We now have a Jamaican subsidiary corporation. IS68 Jamaica, Ltd. is incorporated as a nonprofit charitable corporation in Jamaica. This will allow us to act as a business in Jamaica - to enter into contracts, leases, purchase agreements, etc. We have also filed for a tax-exempt status as well and that is pending. This would be a huge help since we pay 17.5% General Consumption Tax on things we purchase in Jamaica. Please pray for this status.
Isaiahsixeight is becoming better known in the area. In February, a mission team from Missouri led by Bobbie and Hank Langer, former long-term missionaries to Jamaica, used our rented house there in Jamaica. Technically they are not a part of Isaiahsixeight. However, as they traveled around to many communities, people introduced them as Isaiahsixeight. They were so pleased to find that Isaiahsixeight had such a good name in the area, so they did not correct the Jamaicans. We now welcome the Missouri team as the Missouri branch of Isaiahsixeight.
Since our last newsletter, we have made 4 trips to Jamaica. Rather than talk about the trips, we will highlight the ministries we are conducting:
This was our largest and best Christmas program ever. We want to thank everyone for such generous support. 254 people were served as follows:
- 180 people were fed a hot meal, cake, and ice cream at the church.

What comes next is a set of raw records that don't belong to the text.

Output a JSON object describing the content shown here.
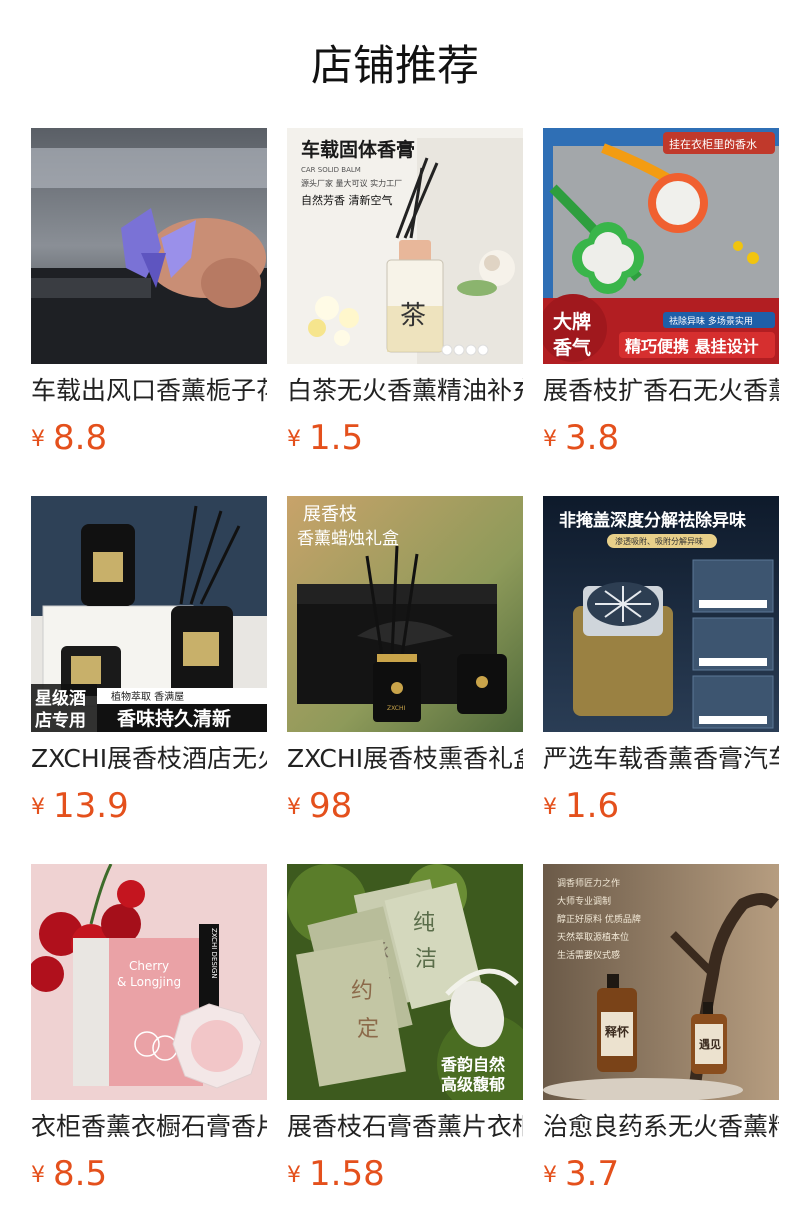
{
  "header": {
    "title": "店铺推荐"
  },
  "currency_symbol": "¥",
  "products": [
    {
      "name": "车载出风口香薰栀子花",
      "price": "8.8",
      "image_text": []
    },
    {
      "name": "白茶无火香薰精油补充",
      "price": "1.5",
      "image_text": [
        "车载固体香膏",
        "CAR SOLID BALM",
        "源头厂家 量大可议 实力工厂",
        "自然芳香  清新空气",
        "茶"
      ]
    },
    {
      "name": "展香枝扩香石无火香薰",
      "price": "3.8",
      "image_text": [
        "挂在衣柜里的香水",
        "大牌",
        "香气",
        "祛除异味  多场景实用",
        "精巧便携 悬挂设计"
      ]
    },
    {
      "name": "ZXCHI展香枝酒店无火香薰",
      "price": "13.9",
      "image_text": [
        "星级酒",
        "店专用",
        "植物萃取 香满屋",
        "香味持久清新"
      ]
    },
    {
      "name": "ZXCHI展香枝熏香礼盒",
      "price": "98",
      "image_text": [
        "展香枝",
        "香薰蜡烛礼盒",
        "ZXCHI"
      ]
    },
    {
      "name": "严选车载香薰香膏汽车",
      "price": "1.6",
      "image_text": [
        "非掩盖深度分解祛除异味",
        "渗透吸附、吸附分解异味"
      ]
    },
    {
      "name": "衣柜香薰衣橱石膏香片",
      "price": "8.5",
      "image_text": [
        "Cherry",
        "& Longjing",
        "ZXCHI DESIGN"
      ]
    },
    {
      "name": "展香枝石膏香薰片衣柜",
      "price": "1.58",
      "image_text": [
        "纯",
        "洁",
        "承",
        "诺",
        "约",
        "定",
        "香韵自然",
        "高级馥郁"
      ]
    },
    {
      "name": "治愈良药系无火香薰精油",
      "price": "3.7",
      "image_text": [
        "调香师匠力之作",
        "大师专业调制",
        "醇正好原料 优质品牌",
        "天然萃取源植本位",
        "生活需要仪式感",
        "释怀",
        "遇见"
      ]
    }
  ],
  "theme": {
    "price_color": "#e4501c",
    "title_color": "#111111"
  }
}
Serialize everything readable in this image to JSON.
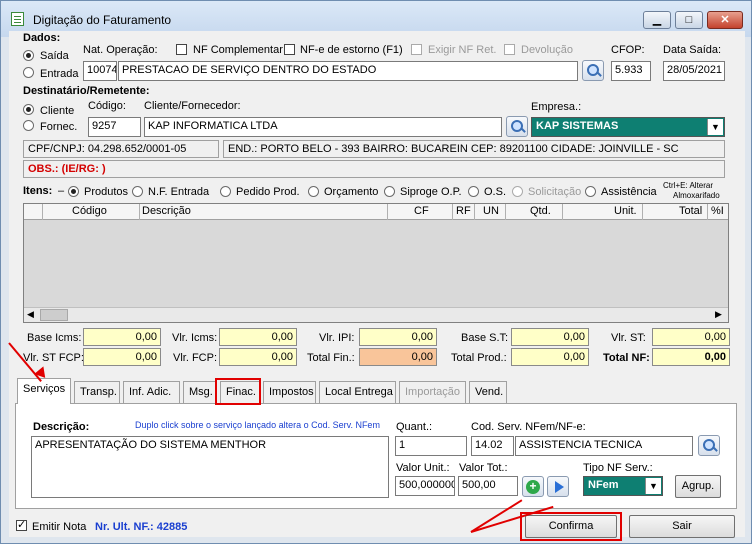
{
  "window": {
    "title": "Digitação do Faturamento",
    "min": "▁",
    "max": "□",
    "close": "✕"
  },
  "dados": {
    "section_label": "Dados:",
    "saida": "Saída",
    "entrada": "Entrada",
    "nat_op_label": "Nat. Operação:",
    "nf_complementar": "NF Complementar",
    "nfe_estorno": "NF-e de estorno (F1)",
    "exigir_nf_ret": "Exigir NF Ret.",
    "devolucao": "Devolução",
    "nat_code": "10074",
    "nat_desc": "PRESTACAO DE SERVIÇO DENTRO DO ESTADO",
    "cfop_label": "CFOP:",
    "cfop": "5.933",
    "data_saida_label": "Data Saída:",
    "data_saida": "28/05/2021"
  },
  "destinatario": {
    "section_label": "Destinatário/Remetente:",
    "cliente": "Cliente",
    "fornec": "Fornec.",
    "codigo_label": "Código:",
    "codigo": "9257",
    "cliente_label": "Cliente/Fornecedor:",
    "cliente_name": "KAP INFORMATICA LTDA",
    "empresa_label": "Empresa.:",
    "empresa": "KAP SISTEMAS",
    "cnpj": "CPF/CNPJ: 04.298.652/0001-05",
    "endereco": "END.: PORTO BELO - 393 BAIRRO: BUCAREIN CEP: 89201100 CIDADE: JOINVILLE - SC",
    "obs": "OBS.: (IE/RG: )"
  },
  "itens": {
    "label": "Itens:",
    "options": [
      "Produtos",
      "N.F. Entrada",
      "Pedido Prod.",
      "Orçamento",
      "Siproge O.P.",
      "O.S.",
      "Solicitação",
      "Assistência"
    ],
    "hint_line1": "Ctrl+E: Alterar",
    "hint_line2": "Almoxarifado",
    "columns": [
      "Código",
      "Descrição",
      "CF",
      "RF",
      "UN",
      "Qtd.",
      "Unit.",
      "Total",
      "%I"
    ]
  },
  "totais": {
    "base_icms_label": "Base Icms:",
    "base_icms": "0,00",
    "vlr_icms_label": "Vlr. Icms:",
    "vlr_icms": "0,00",
    "vlr_ipi_label": "Vlr. IPI:",
    "vlr_ipi": "0,00",
    "base_st_label": "Base S.T:",
    "base_st": "0,00",
    "vlr_st_label": "Vlr. ST:",
    "vlr_st": "0,00",
    "vlr_st_fcp_label": "Vlr. ST FCP:",
    "vlr_st_fcp": "0,00",
    "vlr_fcp_label": "Vlr. FCP:",
    "vlr_fcp": "0,00",
    "total_fin_label": "Total Fin.:",
    "total_fin": "0,00",
    "total_prod_label": "Total Prod.:",
    "total_prod": "0,00",
    "total_nf_label": "Total NF:",
    "total_nf": "0,00"
  },
  "tabs": [
    "Serviços",
    "Transp.",
    "Inf. Adic.",
    "Msg.",
    "Finac.",
    "Impostos",
    "Local Entrega",
    "Importação",
    "Vend."
  ],
  "servicos": {
    "descricao_label": "Descrição:",
    "hint": "Duplo click sobre o serviço lançado altera o Cod. Serv. NFem",
    "descricao": "APRESENTATAÇÃO DO SISTEMA MENTHOR",
    "quant_label": "Quant.:",
    "quant": "1",
    "cod_serv_label": "Cod. Serv. NFem/NF-e:",
    "cod_serv": "14.02",
    "cod_serv_desc": "ASSISTENCIA TECNICA",
    "valor_unit_label": "Valor Unit.:",
    "valor_unit": "500,000000",
    "valor_tot_label": "Valor Tot.:",
    "valor_tot": "500,00",
    "tipo_nf_label": "Tipo NF Serv.:",
    "tipo_nf": "NFem",
    "agrup": "Agrup."
  },
  "footer": {
    "emitir_nota": "Emitir Nota",
    "ult_nf": "Nr. Ult. NF.: 42885",
    "confirma": "Confirma",
    "sair": "Sair"
  },
  "colors": {
    "empresa_bg": "#0e7f72",
    "highlight": "#e10000",
    "yellow": "#ffffc8"
  }
}
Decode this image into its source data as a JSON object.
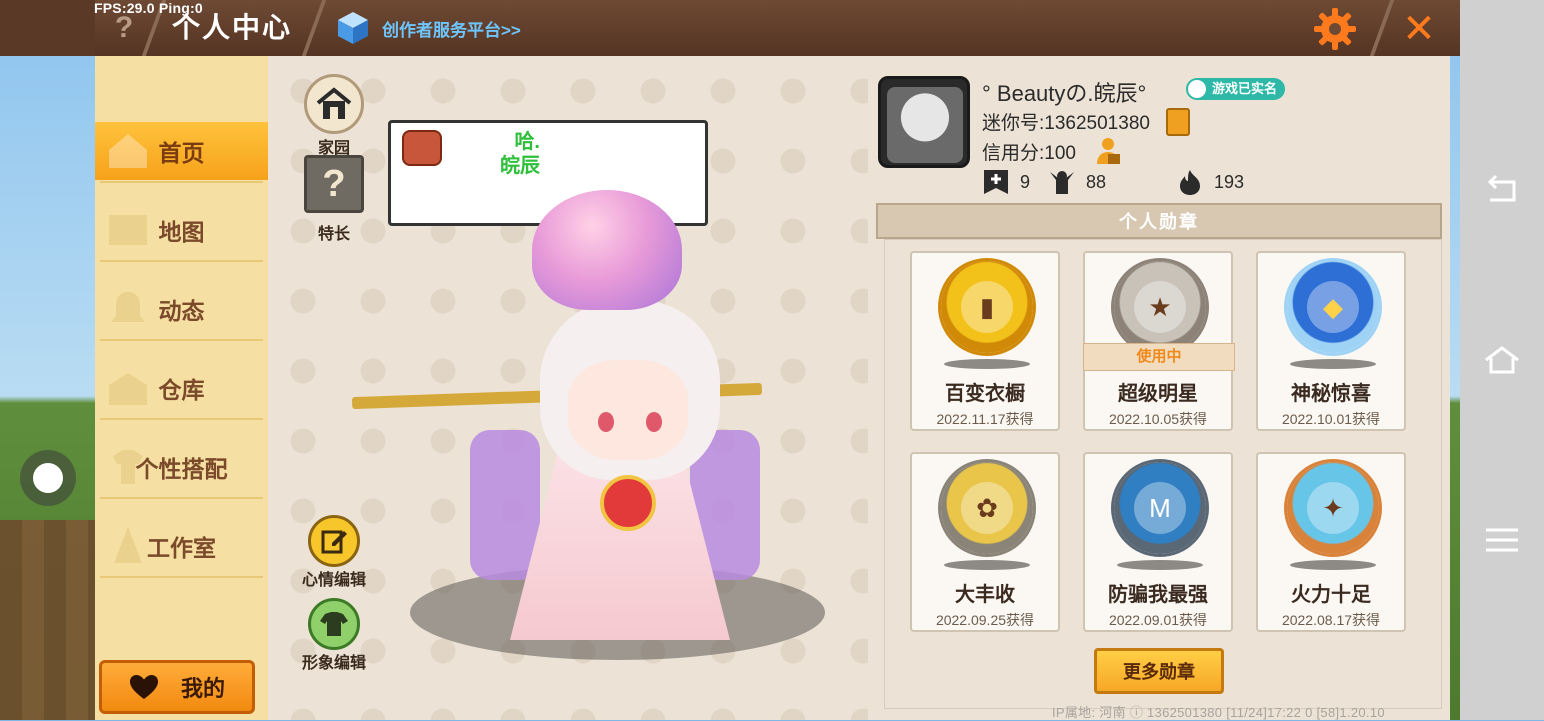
{
  "overlay": {
    "fps_text": "FPS:29.0  Ping:0"
  },
  "header": {
    "help_glyph": "?",
    "title": "个人中心",
    "creator_link": "创作者服务平台>>",
    "close_glyph": "✕",
    "icons": [
      "help-icon",
      "cube-icon",
      "gear-icon",
      "close-icon"
    ],
    "accent_color": "#ff7a1c"
  },
  "sidebar": {
    "tabs": [
      {
        "label": "首页",
        "active": true
      },
      {
        "label": "地图",
        "active": false
      },
      {
        "label": "动态",
        "active": false
      },
      {
        "label": "仓库",
        "active": false
      },
      {
        "label": "个性搭配",
        "active": false
      },
      {
        "label": "工作室",
        "active": false
      }
    ],
    "mine_button": "我的"
  },
  "character": {
    "home_label": "家园",
    "talent_glyph": "?",
    "talent_label": "特长",
    "mood_edit_label": "心情编辑",
    "look_edit_label": "形象编辑",
    "mood_text": "哈.\n皖辰"
  },
  "profile": {
    "nickname": "° Beautyの.皖辰°",
    "verified_badge": "游戏已实名",
    "mini_id": "迷你号:1362501380",
    "credit": "信用分:100",
    "stats": [
      {
        "icon": "add-friend-icon",
        "value": "9"
      },
      {
        "icon": "fans-icon",
        "value": "88"
      },
      {
        "icon": "fire-icon",
        "value": "193"
      }
    ]
  },
  "medals": {
    "header": "个人勋章",
    "in_use_label": "使用中",
    "items": [
      {
        "name": "百变衣橱",
        "date": "2022.11.17获得",
        "in_use": false,
        "color": "#f3c21a",
        "ring": "#d18a08"
      },
      {
        "name": "超级明星",
        "date": "2022.10.05获得",
        "in_use": true,
        "color": "#c8c2b8",
        "ring": "#8c8278"
      },
      {
        "name": "神秘惊喜",
        "date": "2022.10.01获得",
        "in_use": false,
        "color": "#2e6fd6",
        "ring": "#9fd3f5"
      },
      {
        "name": "大丰收",
        "date": "2022.09.25获得",
        "in_use": false,
        "color": "#e9c649",
        "ring": "#8a8377"
      },
      {
        "name": "防骗我最强",
        "date": "2022.09.01获得",
        "in_use": false,
        "color": "#2f7fc2",
        "ring": "#5a6775"
      },
      {
        "name": "火力十足",
        "date": "2022.08.17获得",
        "in_use": false,
        "color": "#67c5e8",
        "ring": "#d9823a"
      }
    ],
    "more_button": "更多勋章"
  },
  "footer": {
    "ip_info": "IP属地: 河南 ⓘ      1362501380     [11/24]17:22 0  [58]1.20.10"
  }
}
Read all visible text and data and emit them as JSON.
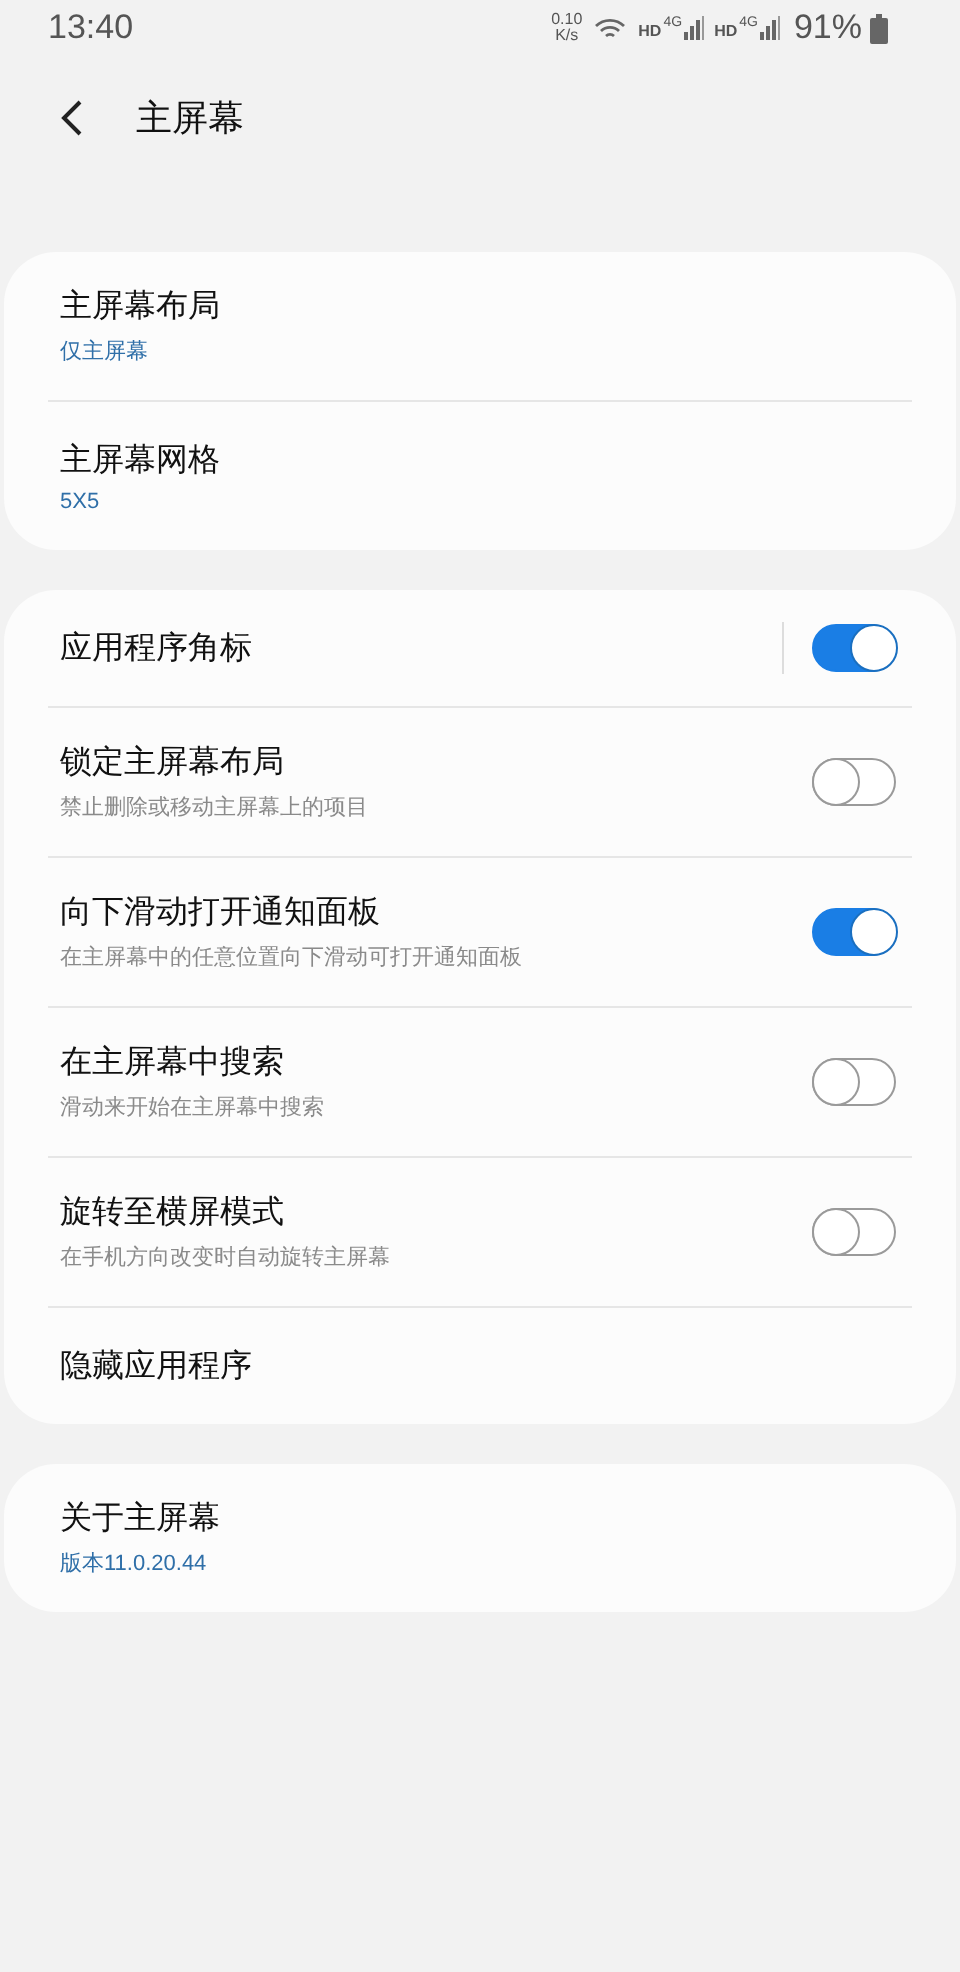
{
  "status_bar": {
    "time": "13:40",
    "net_speed": "0.10",
    "net_unit": "K/s",
    "sims": [
      {
        "hd": "HD",
        "network": "4G"
      },
      {
        "hd": "HD",
        "network": "4G"
      }
    ],
    "battery": "91%"
  },
  "header": {
    "title": "主屏幕"
  },
  "groups": [
    {
      "items": [
        {
          "kind": "link",
          "title": "主屏幕布局",
          "value": "仅主屏幕"
        },
        {
          "kind": "link",
          "title": "主屏幕网格",
          "value": "5X5"
        }
      ]
    },
    {
      "items": [
        {
          "kind": "split-toggle",
          "title": "应用程序角标",
          "on": true
        },
        {
          "kind": "toggle",
          "title": "锁定主屏幕布局",
          "description": "禁止删除或移动主屏幕上的项目",
          "on": false
        },
        {
          "kind": "toggle",
          "title": "向下滑动打开通知面板",
          "description": "在主屏幕中的任意位置向下滑动可打开通知面板",
          "on": true
        },
        {
          "kind": "toggle",
          "title": "在主屏幕中搜索",
          "description": "滑动来开始在主屏幕中搜索",
          "on": false
        },
        {
          "kind": "toggle",
          "title": "旋转至横屏模式",
          "description": "在手机方向改变时自动旋转主屏幕",
          "on": false
        },
        {
          "kind": "link",
          "title": "隐藏应用程序"
        }
      ]
    },
    {
      "items": [
        {
          "kind": "link",
          "title": "关于主屏幕",
          "value": "版本11.0.20.44"
        }
      ]
    }
  ]
}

- 150 of the 180 above were children who were given gifts
- the remaining 30 were adults who also received a bag of groceries. The bags contained: 4lb of rice, 4lb of sugar, 4 lb of flour, 2 lb of cornmeal, a can of mackerel, a can of sardines, salt fish, crackers, vegetable oil, cocoa, toilet paper, bath soap, laundry soap, matches, Lasco soy food drink powder, and salt. This is enough food for about two weeks.
- Another 35 who were sick and elderly had a bag of groceries delivered to them also.
- 24 men at the indigent nursing home received gift bags containing underwear, towels, skin lotion, olive oil for skin, soap, soap dish, comb, a washcloth, and oil for their hair.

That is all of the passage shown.